6. The method of claim 5, wherein said calculating a significance level of said initial field from said fourth medical insurance record and corresponding costs of said second historical year comprises:
calculating to obtain t-test statistics according to the fourth medical insurance record and the corresponding cost of the second historical year;
and inquiring from a t-bounded value table according to the statistic to obtain the significance level corresponding to the initial field.
7. A underwriting apparatus, the apparatus comprising:
the first receiving module is used for receiving a nuclear protection request sent by the user terminal, wherein the nuclear protection request carries an applicant identifier;
the first acquisition module is used for acquiring a corresponding first medical insurance record from the medical insurance server according to the applicant identifier;
the extraction module is used for extracting fields to be input into the applicant scoring model from the first medical insurance record;
the model calculation module is used for marking the extracted fields and inputting the marked fields into the applicant scoring model to obtain a first applicant score;
The first sending module is used for obtaining a first underwriting condition corresponding to the first applicant score and sending the obtained first underwriting condition to the user terminal;
wherein, the generating device of the applicant scoring model comprises:
a third acquisition module for acquiring training data including a third medical insurance record of the first historical year and a cost of the second historical year;
the first marking module is used for marking the training field in the third medical insurance record to obtain a training variable value;
the comprehensive evaluation value calculation module is used for obtaining an initial weight corresponding to the training variable value and calculating to obtain a comprehensive evaluation value according to the initial weight and the training variable value;
the establishing module is used for establishing a linear relation between the comprehensive evaluation value and the cost of the second historical year by adjusting the initial weight;
and the model generation module is used for generating the applicant scoring model according to the adjusted initial weight.

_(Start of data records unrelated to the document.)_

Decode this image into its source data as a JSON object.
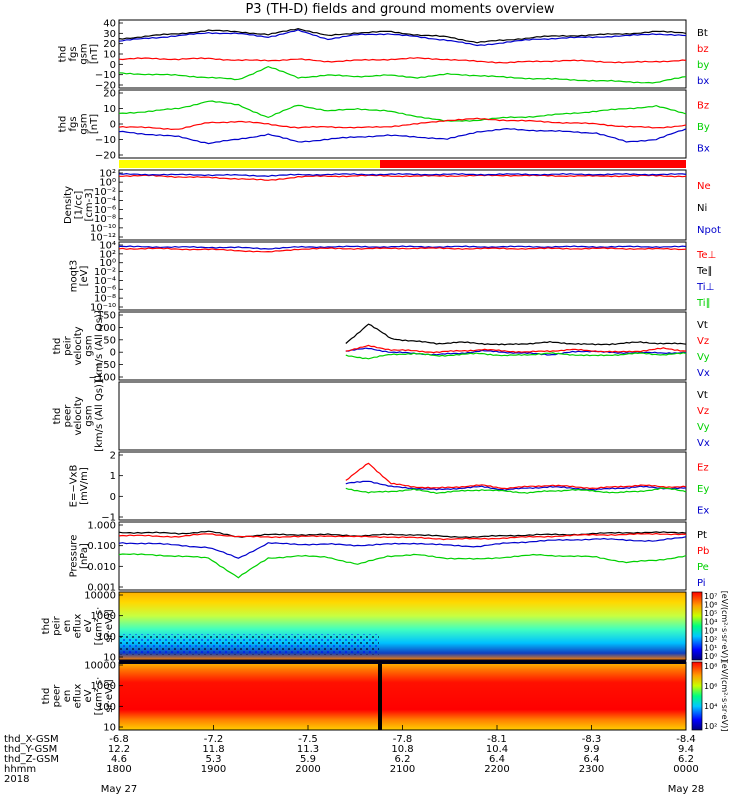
{
  "title": "P3 (TH-D) fields and ground moments overview",
  "colors": {
    "black": "#000000",
    "red": "#ff0000",
    "green": "#00d000",
    "blue": "#0000cc",
    "yellow": "#ffff00"
  },
  "time_axis": {
    "ticks": [
      {
        "rows": [
          "-6.8",
          "12.2",
          "4.6",
          "1800"
        ]
      },
      {
        "rows": [
          "-7.2",
          "11.8",
          "5.3",
          "1900"
        ]
      },
      {
        "rows": [
          "-7.5",
          "11.3",
          "5.9",
          "2000"
        ]
      },
      {
        "rows": [
          "-7.8",
          "10.8",
          "6.2",
          "2100"
        ]
      },
      {
        "rows": [
          "-8.1",
          "10.4",
          "6.4",
          "2200"
        ]
      },
      {
        "rows": [
          "-8.3",
          "9.9",
          "6.4",
          "2300"
        ]
      },
      {
        "rows": [
          "-8.4",
          "9.4",
          "6.2",
          "0000"
        ]
      }
    ],
    "row_labels": [
      "thd_X-GSM",
      "thd_Y-GSM",
      "thd_Z-GSM",
      "hhmm",
      "2018"
    ],
    "start_date": "May 27",
    "end_date": "May 28"
  },
  "chart_data": [
    {
      "type": "line",
      "id": "p1",
      "ylabel": [
        "thd",
        "fgs",
        "gsm",
        "[nT]"
      ],
      "yticks": [
        "40",
        "30",
        "20",
        "10",
        "0",
        "−10",
        "−20"
      ],
      "ylim": [
        -20,
        40
      ],
      "legend": [
        {
          "name": "Bt",
          "color": "#000000"
        },
        {
          "name": "bz",
          "color": "#ff0000"
        },
        {
          "name": "by",
          "color": "#00d000"
        },
        {
          "name": "bx",
          "color": "#0000cc"
        }
      ],
      "series": [
        {
          "name": "bx",
          "color": "#0000cc",
          "values": [
            22,
            25,
            27,
            30,
            29,
            26,
            32,
            24,
            28,
            29,
            26,
            23,
            18,
            21,
            24,
            25,
            26,
            27,
            29,
            27
          ]
        },
        {
          "name": "Bt",
          "color": "#000000",
          "values": [
            24,
            27,
            29,
            32,
            31,
            28,
            34,
            27,
            30,
            31,
            28,
            26,
            21,
            23,
            26,
            27,
            28,
            29,
            31,
            30
          ]
        },
        {
          "name": "bz",
          "color": "#ff0000",
          "values": [
            5,
            6,
            5,
            6,
            4,
            4,
            5,
            3,
            4,
            5,
            6,
            5,
            3,
            2,
            3,
            4,
            3,
            2,
            3,
            4
          ]
        },
        {
          "name": "by",
          "color": "#00d000",
          "values": [
            -8,
            -9,
            -10,
            -12,
            -14,
            -2,
            -12,
            -10,
            -11,
            -10,
            -12,
            -9,
            -10,
            -12,
            -13,
            -14,
            -15,
            -16,
            -17,
            -11
          ]
        }
      ]
    },
    {
      "type": "line",
      "id": "p2",
      "ylabel": [
        "thd",
        "fgs",
        "gsm",
        "[nT]"
      ],
      "yticks": [
        "20",
        "10",
        "0",
        "−10",
        "−20"
      ],
      "ylim": [
        -25,
        25
      ],
      "legend": [
        {
          "name": "Bz",
          "color": "#ff0000"
        },
        {
          "name": "By",
          "color": "#00d000"
        },
        {
          "name": "Bx",
          "color": "#0000cc"
        }
      ],
      "series": [
        {
          "name": "By",
          "color": "#00d000",
          "values": [
            8,
            10,
            12,
            18,
            15,
            5,
            15,
            10,
            12,
            10,
            6,
            2,
            3,
            5,
            6,
            8,
            10,
            12,
            14,
            8
          ]
        },
        {
          "name": "Bz",
          "color": "#ff0000",
          "values": [
            -2,
            -3,
            -4,
            1,
            2,
            0,
            -3,
            -2,
            -3,
            -2,
            0,
            3,
            4,
            3,
            2,
            1,
            0,
            -2,
            -3,
            -1
          ]
        },
        {
          "name": "Bx",
          "color": "#0000cc",
          "values": [
            -6,
            -8,
            -10,
            -15,
            -12,
            -8,
            -14,
            -12,
            -10,
            -9,
            -10,
            -12,
            -6,
            -4,
            -5,
            -6,
            -7,
            -14,
            -12,
            -4
          ]
        }
      ]
    },
    {
      "type": "line",
      "id": "p3",
      "ylabel": [
        "Density",
        "[1/cc]",
        "[cm-3]"
      ],
      "yticks": [
        "10²",
        "10⁰",
        "10⁻²",
        "10⁻⁴",
        "10⁻⁶",
        "10⁻⁸",
        "10⁻¹⁰",
        "10⁻¹²"
      ],
      "ylim": [
        -12,
        2
      ],
      "yscale": "log",
      "legend": [
        {
          "name": "Ne",
          "color": "#ff0000"
        },
        {
          "name": "Ni",
          "color": "#000000"
        },
        {
          "name": "Npot",
          "color": "#0000cc"
        }
      ],
      "series": [
        {
          "name": "Ne",
          "color": "#ff0000",
          "values": [
            1.2,
            1.2,
            1.0,
            0.8,
            0.6,
            0.2,
            1.0,
            1.1,
            1.2,
            1.2,
            1.1,
            1.2,
            1.2,
            1.3,
            1.2,
            1.2,
            1.1,
            1.2,
            1.2,
            1.1
          ]
        },
        {
          "name": "Npot",
          "color": "#0000cc",
          "values": [
            1.5,
            1.5,
            1.4,
            1.4,
            1.3,
            1.2,
            1.4,
            1.5,
            1.5,
            1.5,
            1.5,
            1.5,
            1.5,
            1.5,
            1.5,
            1.5,
            1.5,
            1.5,
            1.5,
            1.5
          ]
        }
      ]
    },
    {
      "type": "line",
      "id": "p4",
      "ylabel": [
        "moqt3",
        "[eV]"
      ],
      "yticks": [
        "10⁴",
        "10²",
        "10⁰",
        "10⁻²",
        "10⁻⁴",
        "10⁻⁶",
        "10⁻⁸",
        "10⁻¹⁰"
      ],
      "ylim": [
        -10,
        4
      ],
      "yscale": "log",
      "legend": [
        {
          "name": "Te⊥",
          "color": "#ff0000"
        },
        {
          "name": "Te∥",
          "color": "#000000"
        },
        {
          "name": "Ti⊥",
          "color": "#0000cc"
        },
        {
          "name": "Ti∥",
          "color": "#00d000"
        }
      ],
      "series": [
        {
          "name": "Ti⊥",
          "color": "#0000cc",
          "values": [
            3.4,
            3.4,
            3.3,
            3.3,
            3.2,
            3.0,
            3.3,
            3.4,
            3.4,
            3.4,
            3.4,
            3.4,
            3.4,
            3.4,
            3.4,
            3.4,
            3.4,
            3.4,
            3.4,
            3.4
          ]
        },
        {
          "name": "Te⊥",
          "color": "#ff0000",
          "values": [
            3.0,
            3.0,
            2.9,
            2.8,
            2.6,
            2.2,
            2.9,
            3.0,
            3.0,
            3.0,
            3.1,
            3.0,
            3.0,
            3.0,
            3.0,
            3.0,
            3.0,
            3.0,
            2.9,
            2.9
          ]
        }
      ]
    },
    {
      "type": "line",
      "id": "p5",
      "ylabel": [
        "thd",
        "peir",
        "velocity",
        "gsm",
        "[km/s (All Qs)]"
      ],
      "yticks": [
        "150",
        "100",
        "50",
        "0",
        "−50",
        "−100"
      ],
      "ylim": [
        -100,
        160
      ],
      "legend": [
        {
          "name": "Vt",
          "color": "#000000"
        },
        {
          "name": "Vz",
          "color": "#ff0000"
        },
        {
          "name": "Vy",
          "color": "#00d000"
        },
        {
          "name": "Vx",
          "color": "#0000cc"
        }
      ],
      "x_start": 0.4,
      "series": [
        {
          "name": "Vt",
          "color": "#000000",
          "values": [
            40,
            120,
            60,
            50,
            40,
            45,
            40,
            35,
            40,
            45,
            40,
            35,
            40,
            45,
            40,
            38
          ]
        },
        {
          "name": "Vx",
          "color": "#0000cc",
          "values": [
            10,
            20,
            5,
            0,
            -5,
            0,
            10,
            5,
            0,
            -5,
            5,
            10,
            0,
            5,
            0,
            5
          ]
        },
        {
          "name": "Vy",
          "color": "#00d000",
          "values": [
            -10,
            -20,
            -5,
            0,
            -10,
            -5,
            0,
            -10,
            -5,
            0,
            -5,
            -10,
            -5,
            0,
            -5,
            0
          ]
        },
        {
          "name": "Vz",
          "color": "#ff0000",
          "values": [
            10,
            30,
            15,
            10,
            5,
            10,
            15,
            10,
            5,
            10,
            15,
            10,
            5,
            10,
            20,
            10
          ]
        }
      ]
    },
    {
      "type": "line",
      "id": "p6",
      "ylabel": [
        "thd",
        "peer",
        "velocity",
        "gsm",
        "[km/s (All Qs)]"
      ],
      "yticks": [],
      "legend": [
        {
          "name": "Vt",
          "color": "#000000"
        },
        {
          "name": "Vz",
          "color": "#ff0000"
        },
        {
          "name": "Vy",
          "color": "#00d000"
        },
        {
          "name": "Vx",
          "color": "#0000cc"
        }
      ],
      "series": []
    },
    {
      "type": "line",
      "id": "p7",
      "ylabel": [
        "E=−VxB",
        "[mV/m]"
      ],
      "yticks": [
        "2",
        "1",
        "0",
        "−1"
      ],
      "ylim": [
        -1.5,
        2.8
      ],
      "legend": [
        {
          "name": "Ez",
          "color": "#ff0000"
        },
        {
          "name": "Ey",
          "color": "#00d000"
        },
        {
          "name": "Ex",
          "color": "#0000cc"
        }
      ],
      "x_start": 0.4,
      "series": [
        {
          "name": "Ex",
          "color": "#0000cc",
          "values": [
            0.8,
            1.0,
            0.6,
            0.5,
            0.4,
            0.5,
            0.6,
            0.4,
            0.5,
            0.6,
            0.5,
            0.4,
            0.5,
            0.6,
            0.5,
            0.5
          ]
        },
        {
          "name": "Ey",
          "color": "#00d000",
          "values": [
            0.5,
            0.2,
            0.3,
            0.4,
            0.2,
            0.3,
            0.4,
            0.3,
            0.2,
            0.3,
            0.4,
            0.3,
            0.2,
            0.3,
            0.5,
            0.3
          ]
        },
        {
          "name": "Ez",
          "color": "#ff0000",
          "values": [
            1.0,
            2.2,
            0.8,
            0.6,
            0.5,
            0.6,
            0.7,
            0.5,
            0.6,
            0.7,
            0.6,
            0.5,
            0.6,
            0.7,
            0.6,
            0.6
          ]
        }
      ]
    },
    {
      "type": "line",
      "id": "p8",
      "ylabel": [
        "Pressure",
        "[nPa]"
      ],
      "yticks": [
        "1.000",
        "0.100",
        "0.010",
        "0.001"
      ],
      "ylim": [
        -3,
        0
      ],
      "yscale": "log",
      "legend": [
        {
          "name": "Pt",
          "color": "#000000"
        },
        {
          "name": "Pb",
          "color": "#ff0000"
        },
        {
          "name": "Pe",
          "color": "#00d000"
        },
        {
          "name": "Pi",
          "color": "#0000cc"
        }
      ],
      "series": [
        {
          "name": "Pt",
          "color": "#000000",
          "values": [
            -0.4,
            -0.4,
            -0.45,
            -0.35,
            -0.6,
            -0.5,
            -0.5,
            -0.5,
            -0.55,
            -0.5,
            -0.5,
            -0.6,
            -0.6,
            -0.55,
            -0.5,
            -0.5,
            -0.45,
            -0.4,
            -0.4,
            -0.4
          ]
        },
        {
          "name": "Pb",
          "color": "#ff0000",
          "values": [
            -0.55,
            -0.55,
            -0.6,
            -0.45,
            -0.6,
            -0.6,
            -0.6,
            -0.55,
            -0.6,
            -0.6,
            -0.65,
            -0.7,
            -0.7,
            -0.65,
            -0.6,
            -0.55,
            -0.5,
            -0.5,
            -0.45,
            -0.5
          ]
        },
        {
          "name": "Pi",
          "color": "#0000cc",
          "values": [
            -0.9,
            -0.9,
            -1.0,
            -1.1,
            -1.6,
            -0.9,
            -0.95,
            -0.95,
            -1.0,
            -0.95,
            -0.9,
            -1.0,
            -1.05,
            -0.9,
            -0.8,
            -0.75,
            -0.7,
            -0.75,
            -0.8,
            -0.6
          ]
        },
        {
          "name": "Pe",
          "color": "#00d000",
          "values": [
            -1.4,
            -1.45,
            -1.5,
            -1.6,
            -2.5,
            -1.6,
            -1.5,
            -1.55,
            -1.9,
            -1.5,
            -1.45,
            -1.6,
            -1.65,
            -1.55,
            -1.45,
            -1.5,
            -1.55,
            -1.8,
            -1.7,
            -1.5
          ]
        }
      ]
    },
    {
      "type": "heatmap",
      "id": "p9",
      "ylabel": [
        "thd",
        "peir",
        "en",
        "eflux",
        "eV",
        "[(cm²·s·",
        "sr·eV)]"
      ],
      "yticks": [
        "10000",
        "1000",
        "100",
        "10"
      ],
      "yscale": "log",
      "colorbar_label": "[eV/(cm²·s·sr·eV)]",
      "colorbar_ticks": [
        "10⁷",
        "10⁶",
        "10⁵",
        "10⁴",
        "10³",
        "10²",
        "10¹",
        "10⁰"
      ]
    },
    {
      "type": "heatmap",
      "id": "p10",
      "ylabel": [
        "thd",
        "peer",
        "en",
        "eflux",
        "eV",
        "[(cm²·s·",
        "sr·eV)]"
      ],
      "yticks": [
        "10000",
        "1000",
        "100",
        "10"
      ],
      "yscale": "log",
      "colorbar_label": "[eV/(cm²·s·sr·eV)]",
      "colorbar_ticks": [
        "10⁸",
        "10⁶",
        "10⁴",
        "10²"
      ]
    }
  ]
}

8. The apparatus of claim 7, wherein the model calculation module comprises:
the matching unit is used for matching the extracted disease field with a first standard field in a standard disease grouping library to obtain a corresponding first grouping of the disease field, and matching the extracted medication field with a second standard field in a standard medicine grouping library to obtain a corresponding second grouping of the medication field;
The marking unit is used for marking the disease field through the first packet obtained by matching, and marking the medication field through the second packet obtained by matching.
9. A computer device comprising a memory and a processor, the memory storing a computer program, characterized in that the processor implements the steps of the method of any of claims 1 to 6 when the computer program is executed.
10. A computer readable storage medium, on which a computer program is stored, characterized in that the computer program, when being executed by a processor, implements the steps of the method of any of claims 1 to 6.